11. Introducing non-actives does not cause purges.
If you add a new essence or foundation and your skin responds with zits, that’s a breakout and you should pull the product ASAP. Non-actives such as foundations, primers, powders, and essences do not need a “breaking in period” and they can’t cause your skin to purge–but they can certainly cause breakouts. You can always try the product again in the future after patch testing it.
12. It’s going to get worse before it gets better.
Before you can have truly clear skin, you’ve got to bring up the bodies, if you will. If you have what appear to be blackheads somewhere outside of your nose, flesh-colored bumps without a head, or blemishes with a white (pus-filled) head, your skin is holding clogs. Bringing them to the surface quickly won’t make your skin prettier in the short term.
13. If you suspect something is breaking you out, put it aside ASAP and get back to your core routine.
Don’t pause to ask Reddit if it’s breaking you out while continuing to wipe it on, just put it on the bench for a bit and then reintroduce it in one part of your face only (patch test it) to see if your suspicions are correct. If something is really going wrong with your skin, see a dermatologist if at all possible.
14. Spot treating with a strong AHA should be a Thing.
It’s the best way to open closed comedones and get clogs loose. It also helps to lessen the leftover hyperpigmentation from the blemish. I always use a 10% AHA rather than an alcohol-laden spot treatment.

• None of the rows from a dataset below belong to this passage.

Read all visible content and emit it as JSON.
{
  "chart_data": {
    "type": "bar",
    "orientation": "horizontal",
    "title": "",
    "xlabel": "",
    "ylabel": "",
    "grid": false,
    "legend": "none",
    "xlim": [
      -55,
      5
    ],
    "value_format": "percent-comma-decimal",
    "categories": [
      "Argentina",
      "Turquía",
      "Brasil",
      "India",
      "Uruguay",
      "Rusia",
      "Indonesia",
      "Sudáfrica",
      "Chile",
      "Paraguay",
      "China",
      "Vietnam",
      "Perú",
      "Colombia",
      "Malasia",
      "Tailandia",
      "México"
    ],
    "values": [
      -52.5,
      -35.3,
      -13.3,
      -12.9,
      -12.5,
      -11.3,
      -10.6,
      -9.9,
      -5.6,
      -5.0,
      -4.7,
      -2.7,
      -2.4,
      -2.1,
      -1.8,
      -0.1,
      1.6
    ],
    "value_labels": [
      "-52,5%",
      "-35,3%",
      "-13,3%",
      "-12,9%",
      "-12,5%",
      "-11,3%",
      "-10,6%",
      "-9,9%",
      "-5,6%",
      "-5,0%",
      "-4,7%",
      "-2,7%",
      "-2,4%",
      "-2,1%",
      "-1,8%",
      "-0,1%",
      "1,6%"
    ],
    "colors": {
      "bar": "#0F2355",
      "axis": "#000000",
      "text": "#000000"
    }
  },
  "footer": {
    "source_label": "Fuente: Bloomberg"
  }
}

15. Acne patches are EVERYTHING.
Cosrx makes the best ones imo.
16. Someone else’s acne routine will likely not be perfect for you. But some of it might work.
I tried following the routine that works for Kerry from Skin & Tonics and my skin wasn’t happy. But once I scaled back the acids to once per day and found formulas that work for me, ding dong, I was on the escalator to freedom.
17. Pay attention to everything that comes in contact with your face.
Real talk: I gave up wearing sweaters with any kind of collar that rubs on my jaw because they seemed to increase irritation and I could never be sure that they were totally clean (you’re not suppose to wash angora and whatnot each time you wear it). Pillows are often eyed as potential bacteria nurseries, but think also about shirts, scarves, and coats that come in contact with your skin.